Aslında çarşıdaki öteki üç beş oyuncakçı dükkanından bir farkı yoktu o dükkanın. Rengi solmuş krepon kağıtları, kedi minareleriyle sözüm ona süslenmiş ufak bir vitrin. Sağda solda tahtadan yapılmış fırıldaklar, allı güllü elişinden rüzgar gülleri, biraz daha ötede lacivert ya da siyah lastikten toplar. Su kabağına benzeyen hacıyatmazlar. Yurt dışından geldiği için vitrinin en görülür yanına kondurulmuş meşin top. Şimdiki tabirle ithal malı…
Nazilli basmaları, Sümerbank pamukluları ve Hereke divitleri satan “Yerli Mallar Mağazası”; çizgili mektup kağıdı, sabit kalemler satan kırtasiyeci; şeker ve sakızları babamızın hesabına yazdırabilmek için yalvar yakar olduğumuz bakkal ve de “cizlavet” marka lastik ayakkabı ticareti yapan ufak bir dükkan…

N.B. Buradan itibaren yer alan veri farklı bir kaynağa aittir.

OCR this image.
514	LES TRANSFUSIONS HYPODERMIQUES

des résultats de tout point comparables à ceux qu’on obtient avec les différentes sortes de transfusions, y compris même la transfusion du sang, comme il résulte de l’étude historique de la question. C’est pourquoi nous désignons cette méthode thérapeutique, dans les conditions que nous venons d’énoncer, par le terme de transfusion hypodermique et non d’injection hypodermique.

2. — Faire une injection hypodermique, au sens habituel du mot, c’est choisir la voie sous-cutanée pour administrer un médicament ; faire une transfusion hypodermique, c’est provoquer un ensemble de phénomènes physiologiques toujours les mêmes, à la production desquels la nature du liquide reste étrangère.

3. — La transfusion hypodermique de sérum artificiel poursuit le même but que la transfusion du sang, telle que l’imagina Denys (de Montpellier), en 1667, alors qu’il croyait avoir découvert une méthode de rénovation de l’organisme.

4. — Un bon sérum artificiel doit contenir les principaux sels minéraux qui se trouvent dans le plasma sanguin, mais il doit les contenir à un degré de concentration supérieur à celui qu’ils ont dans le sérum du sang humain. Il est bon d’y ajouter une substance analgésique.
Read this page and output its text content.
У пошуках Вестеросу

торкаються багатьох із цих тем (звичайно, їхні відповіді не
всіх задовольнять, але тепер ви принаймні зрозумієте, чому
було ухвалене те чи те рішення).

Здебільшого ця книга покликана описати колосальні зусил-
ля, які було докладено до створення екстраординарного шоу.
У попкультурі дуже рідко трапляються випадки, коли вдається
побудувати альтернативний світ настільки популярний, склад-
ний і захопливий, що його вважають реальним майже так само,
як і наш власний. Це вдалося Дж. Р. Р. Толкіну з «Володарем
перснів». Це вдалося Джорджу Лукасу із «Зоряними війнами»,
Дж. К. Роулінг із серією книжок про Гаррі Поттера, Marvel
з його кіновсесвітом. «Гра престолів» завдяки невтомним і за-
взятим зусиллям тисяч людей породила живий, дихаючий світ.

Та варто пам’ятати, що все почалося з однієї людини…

Tozlu vitrinde çoğu topraktan, birazı camdan yapılmış misketler. Zıpzıplar, sarı madenden fırdöndüler. Rengarenk tahta beşikler, kaba kaba yatan ve gözleri falan açılmayan kız ve erkek bebekler. Mumdan yapılmış ördekler. Lastiği bitene kadar yüzebilen “kurmalı” kayıklar. Duvarları mavi “sinek kağıtlarıyla” kaplı sözümona oyuncakçı dükkanının varı yoğu buydu işte, tıpkı diğer oyuncakçılar gibi.